Click here to watch the goshawks
BIRD lovers will be able to watch goshawk chicks hatch live on a webcam set up by the RSPB.
The charity has used cutting edge technology to show birds of prey as they breed, hatch eggs, feed chicks and teach their young how to fly.
The first birds to be featured are a pair of goshawks.
Their journey through the breeding season is being beamed live into the New Forest Reptile Centre, near Lyndhurst and broadcast online – including on the Dorset Echo website.
The goshawk female is incubating four eggs laid at the beginning of April. The chicks are likely to appear mid May.

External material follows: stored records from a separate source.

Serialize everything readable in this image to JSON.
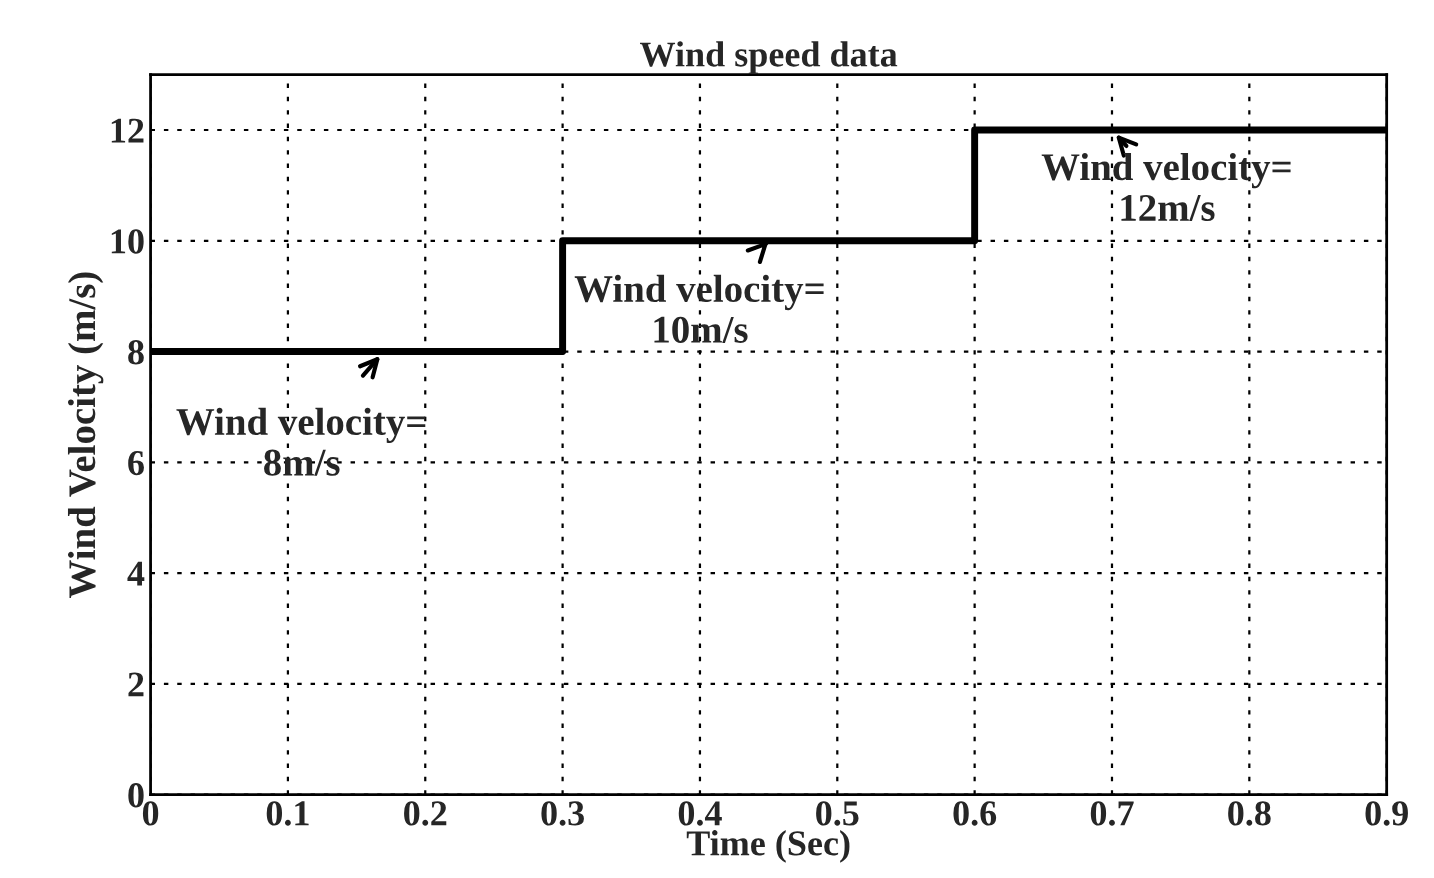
{
  "chart_data": {
    "type": "step",
    "title": "Wind speed data",
    "xlabel": "Time (Sec)",
    "ylabel": "Wind Velocity (m/s)",
    "x": [
      0,
      0.3,
      0.6,
      0.9
    ],
    "series": [
      {
        "color": "#000000",
        "values": [
          8,
          10,
          12,
          12
        ]
      }
    ],
    "xlim": [
      0,
      0.9
    ],
    "xticks": [
      0,
      0.1,
      0.2,
      0.3,
      0.4,
      0.5,
      0.6,
      0.7,
      0.8,
      0.9
    ],
    "ylim": [
      0,
      13
    ],
    "yticks": [
      0,
      2,
      4,
      6,
      8,
      10,
      12
    ],
    "grid": true,
    "line_style": "solid",
    "annotations": [
      {
        "text": "Wind velocity=\n8m/s",
        "x": 0.17,
        "y": 8
      },
      {
        "text": "Wind velocity=\n10m/s",
        "x": 0.45,
        "y": 10
      },
      {
        "text": "Wind velocity=\n12m/s",
        "x": 0.7,
        "y": 12
      }
    ]
  }
}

Dan Parkinson, from the RSPB, said: “For the next five months we will be wowing people by giving them a privileged peek into this wild and inspiring world.”
From June, a pair of New Forest hobbies, which breed later in the season, will take their turn under the spotlight.
Watch the goshawks at dorsetecho.co.uk/news/nest_cams/
Only 500 breeding pairs of goshawks exist in Britain, including 12 pairs resident in the New Forest.
Goshawks became extinct as a breeding species in Britain at the end of the 1800s.
Most British goshawks do not move far from their breeding sites. Young birds disperse in all directions in late summer. Some northern populations move south in autumn.
Goshawks use cover to surprise prey and will make a rapid chase over a short distance before grabbing quarry with its talons.